Step-by-step explanation:
Your derivatives look good.
Now we have to solve this system:
45x^2-3y=0
-3x+45y^2=0
Solving the first equation for y in terms of x:
45x^2-3y=0
Add 3y on both sides:
45x^2=3y
Divide both sides by 3:
15x^2=y
We are going to plug this into second equation:
-3x+45y^2=0 with y=15x^2
-3x+45(15x^2)^2=0
-3x+45×225x^4=0
Divide both sides by -3:
x-15×225x^4=0
x-3375x^4=0
Factor left hand side:
x(1-3375x^3)=0
This implies that x=0 or 1-3375x^3=0.
We can factor left hand side of second equation.

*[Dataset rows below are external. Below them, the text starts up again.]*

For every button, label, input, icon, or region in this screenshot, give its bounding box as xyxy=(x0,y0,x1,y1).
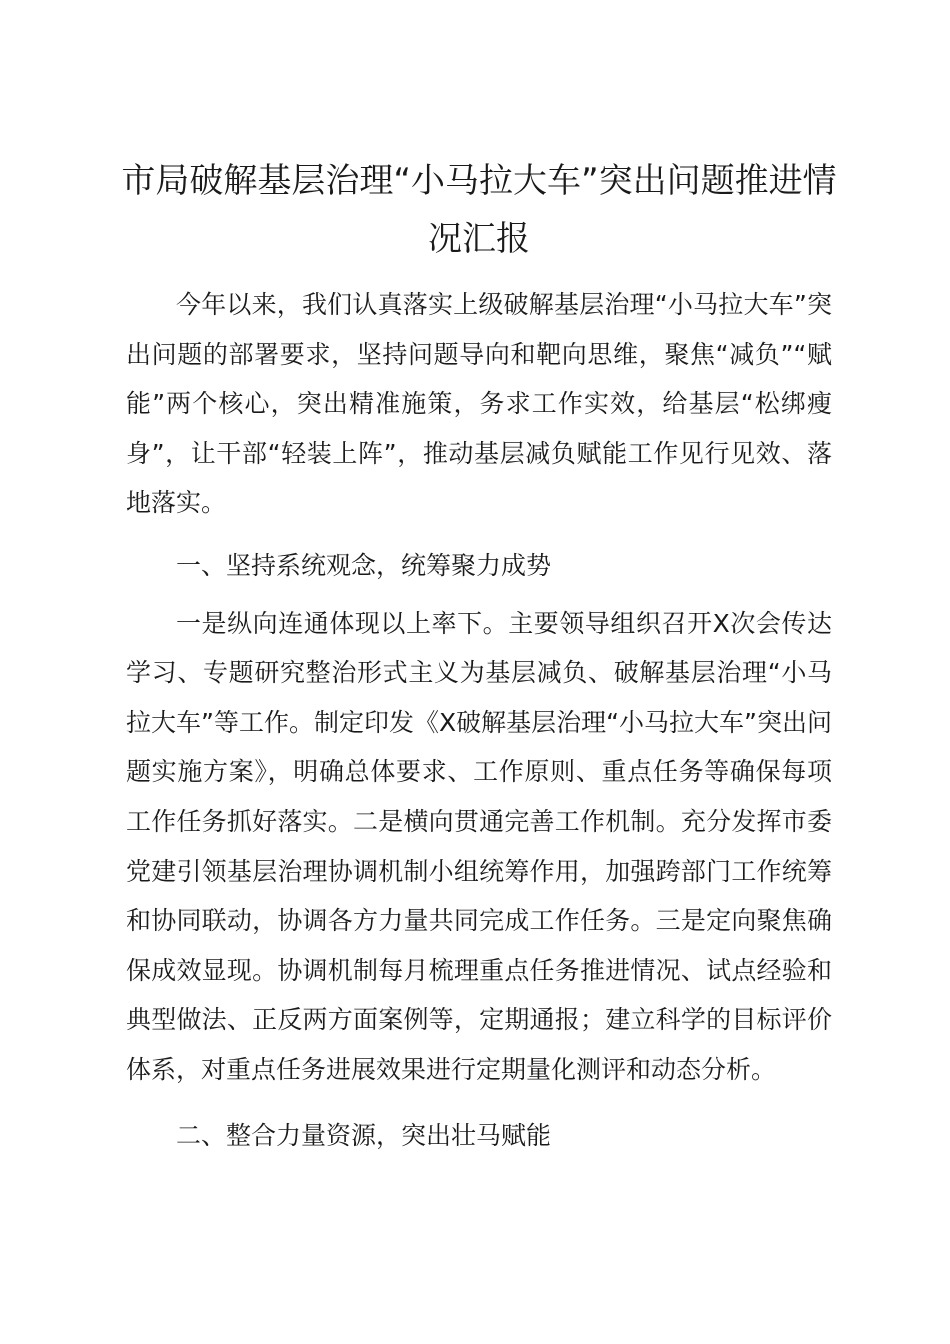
document-title: 市局破解基层治理“小马拉大车”突出问题推进情况汇报 xyxy=(121,161,837,259)
section-paragraph-1: 一是纵向连通体现以上率下。主要领导组织召开X次会传达学习、专题研究整治形式主义为基层减负、破解基层治理“小马拉大车”等工作。制定印发《X破解基层治理“小马拉大车”突出问题实施方案》，明确总体要求、工作原则、重点任务等确保每项工作任务抓好落实。二是横向贯通完善工作机制。充分发挥市委党建引领基层治理协调机制小组统筹作用，加强跨部门工作统筹和协同联动，协调各方力量共同完成工作任务。三是定向聚焦确保成效显现。协调机制每月梳理重点任务推进情况、试点经验和典型做法、正反两方面案例等，定期通报；建立科学的目标评价体系，对重点任务进展效果进行定期量化测评和动态分析。 xyxy=(126,608,832,1084)
intro-paragraph: 今年以来，我们认真落实上级破解基层治理“小马拉大车”突出问题的部署要求，坚持问题导向和靶向思维，聚焦“减负”“赋能”两个核心，突出精准施策，务求工作实效，给基层“松绑瘦身”，让干部“轻装上阵”，推动基层减负赋能工作见行见效、落地落实。 xyxy=(126,290,832,518)
section-heading-1: 一、坚持系统观念，统筹聚力成势 xyxy=(176,550,552,580)
section-heading-2: 二、整合力量资源，突出壮马赋能 xyxy=(176,1120,552,1150)
document-body xyxy=(126,280,832,1160)
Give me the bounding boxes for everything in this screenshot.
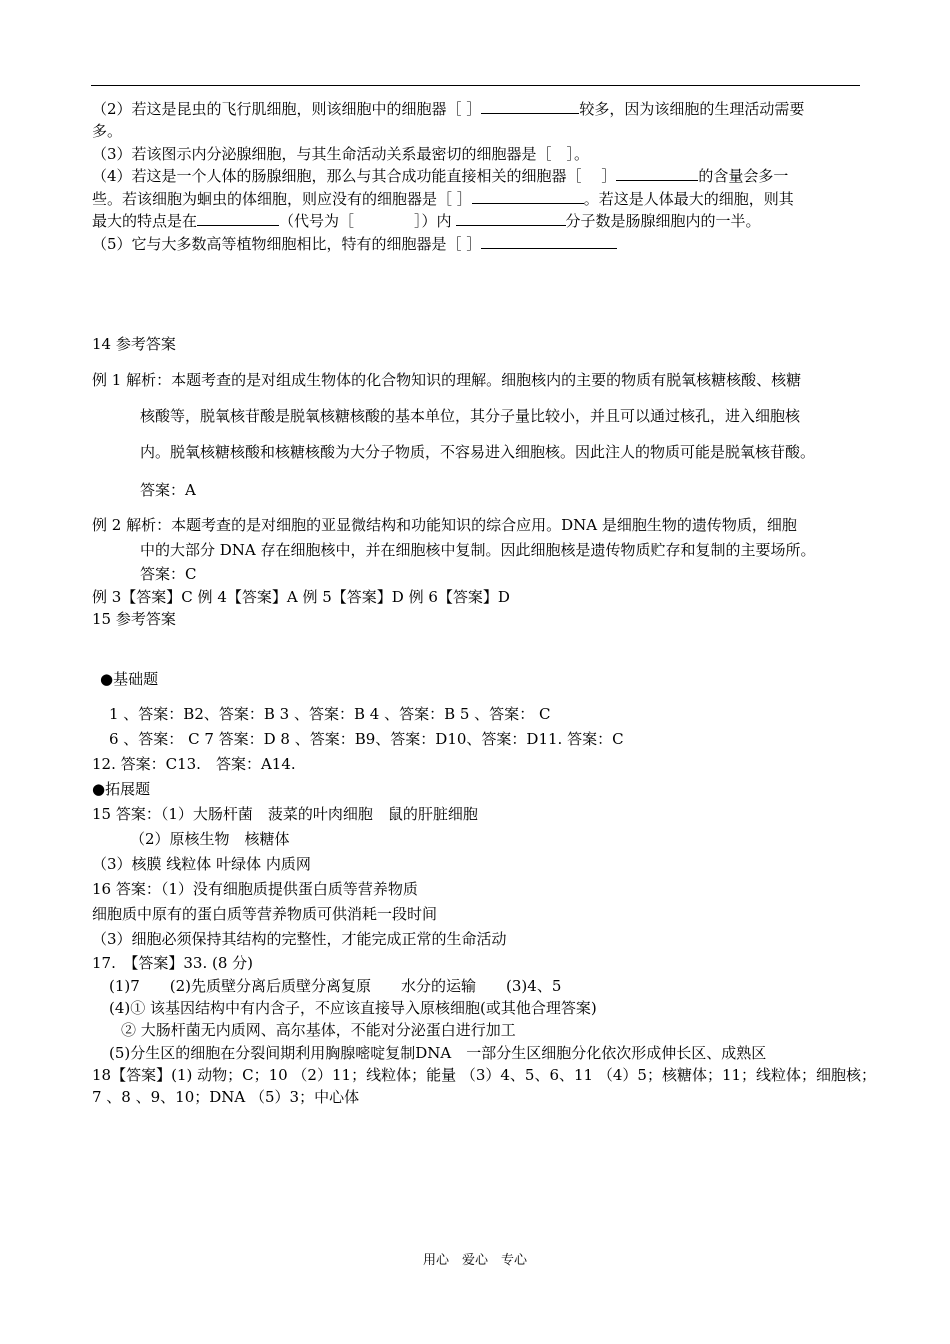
page-footer: 用心 爱心 专心 xyxy=(422,1253,527,1268)
example-1-line-1: 例 1 解析：本题考查的是对组成生物体的化合物知识的理解。细胞核内的主要的物质有脱氧核糖核酸、核糖 xyxy=(92,371,802,389)
q4-text-3a: 最大的特点是在 xyxy=(92,212,198,230)
example-2-line-1: 例 2 解析：本题考查的是对细胞的亚显微结构和功能知识的综合应用。DNA 是细胞生物的遗传物质，细胞 xyxy=(92,516,797,534)
q4-text-3b: （代号为［ ］）内 xyxy=(279,212,452,230)
q4-text-2-cont: 。若这是人体最大的细胞，则其 xyxy=(583,190,794,208)
answer-18-line-2: 7 、8 、9、10；DNA （5）3；中心体 xyxy=(92,1088,360,1106)
blank xyxy=(616,165,698,181)
examples-3-6-answers: 例 3【答案】C 例 4【答案】A 例 5【答案】D 例 6【答案】D xyxy=(92,588,510,606)
answer-15-line-1: 15 答案：（1）大肠杆菌 菠菜的叶肉细胞 鼠的肝脏细胞 xyxy=(92,805,478,823)
q2-text: （2）若这是昆虫的飞行肌细胞，则该细胞中的细胞器［ ］ xyxy=(92,100,482,118)
answer-17-line-1: 17. 【答案】33. (8 分) xyxy=(92,954,253,972)
header-rule xyxy=(91,85,860,86)
extension-questions-heading: ●拓展题 xyxy=(92,780,151,798)
answer-18-line-1: 18【答案】(1) 动物；C；10 （2）11；线粒体；能量 （3）4、5、6、11 （4）5；核糖体；11；线粒体；细胞核； xyxy=(92,1066,877,1084)
answer-15-line-3: （3）核膜 线粒体 叶绿体 内质网 xyxy=(92,855,311,873)
q3-line: （3）若该图示内分泌腺细胞，与其生命活动关系最密切的细胞器是［ ］。 xyxy=(92,145,590,163)
basic-answers-line-1: 1 、答案：B2、答案：B 3 、答案：B 4 、答案：B 5 、答案： C xyxy=(109,705,551,723)
q4-text-2: 些。若该细胞为蛔虫的体细胞，则应没有的细胞器是［ ］ xyxy=(92,190,472,208)
example-1-line-2: 核酸等，脱氧核苷酸是脱氧核糖核酸的基本单位，其分子量比较小，并且可以通过核孔，进入细胞核 xyxy=(140,407,801,425)
blank xyxy=(481,98,579,114)
q4-line-2 xyxy=(92,188,794,210)
q4-line xyxy=(92,165,788,187)
answer-17-line-3: (4)① 该基因结构中有内含子，不应该直接导入原核细胞(或其他合理答案) xyxy=(109,999,597,1017)
q4-text: （4）若这是一个人体的肠腺细胞，那么与其合成功能直接相关的细胞器［ ］ xyxy=(92,167,617,185)
example-1-answer: 答案：A xyxy=(140,481,196,499)
blank xyxy=(481,233,617,249)
q5-text: （5）它与大多数高等植物细胞相比，特有的细胞器是［ ］ xyxy=(92,235,482,253)
section-15-heading: 15 参考答案 xyxy=(92,610,176,628)
q4-text-3c: 分子数是肠腺细胞内的一半。 xyxy=(565,212,761,230)
answer-16-line-2: 细胞质中原有的蛋白质等营养物质可供消耗一段时间 xyxy=(92,905,438,923)
answer-16-line-1: 16 答案：（1）没有细胞质提供蛋白质等营养物质 xyxy=(92,880,418,898)
q2-line-2: 多。 xyxy=(92,122,123,140)
basic-answers-line-3: 12. 答案：C13. 答案：A14. xyxy=(92,755,296,773)
answer-15-line-2: （2）原核生物 核糖体 xyxy=(130,830,290,848)
answer-17-line-4: ② 大肠杆菌无内质网、高尔基体，不能对分泌蛋白进行加工 xyxy=(121,1021,516,1039)
answer-17-line-5: (5)分生区的细胞在分裂间期利用胸腺嘧啶复制DNA 一部分生区细胞分化依次形成伸长区、成熟区 xyxy=(109,1044,767,1062)
answer-17-line-2: (1)7 (2)先质壁分离后质壁分离复原 水分的运输 (3)4、5 xyxy=(109,977,562,995)
q5-line xyxy=(92,233,617,255)
blank xyxy=(197,210,279,226)
example-2-answer: 答案：C xyxy=(140,565,197,583)
blank xyxy=(472,188,584,204)
section-14-heading: 14 参考答案 xyxy=(92,335,176,353)
q2-text-cont: 较多，因为该细胞的生理活动需要 xyxy=(579,100,805,118)
q4-text-cont: 的含量会多一 xyxy=(698,167,789,185)
q2-line xyxy=(92,98,804,120)
answer-16-line-3: （3）细胞必须保持其结构的完整性，才能完成正常的生命活动 xyxy=(92,930,507,948)
basic-questions-heading: ●基础题 xyxy=(100,670,159,688)
blank xyxy=(456,210,566,226)
basic-answers-line-2: 6 、答案： C 7 答案：D 8 、答案：B9、答案：D10、答案：D11. 答案：C xyxy=(109,730,624,748)
example-2-line-2: 中的大部分 DNA 存在细胞核中，并在细胞核中复制。因此细胞核是遗传物质贮存和复制的主要场所。 xyxy=(140,541,816,559)
q4-line-3 xyxy=(92,210,761,232)
example-1-line-3: 内。脱氧核糖核酸和核糖核酸为大分子物质，不容易进入细胞核。因此注人的物质可能是脱氧核苷酸。 xyxy=(140,443,816,461)
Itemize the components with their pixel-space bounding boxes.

It is a difference of cubes.
(1-15x)(1+15x+225x^2)=0
This means x=1/15 or 1+15x+225x^2=0.
Let's solve that second equation just a line above this.
1+15x+225x^2=0
a=225
b=15
c=1
First, I will find the discriminant to find out if the solution is even real.
b^2-4ac
(15)^2-4(225)(1)
225-4(225)
225(1-4)
225(-3)
A positive times a negative is negative so the discriminant tells us even if we find the solution, it is not real.
So we had x=0, 1/15 that we need to look at. I'm going to use the earlier equation I solved for y in terms of x to find the corresponding values per each x-solution.
15x^2=y with x=0:
15(0)^2=y
15(0)=y
0=y
So we have point (0,0) is a solution to the system.
15x^2=y with x=1/15:
15(1/15)^2=y
15/15^2=y
1/15=y
So we also have the point (1/15,1/15) is a solution to the system.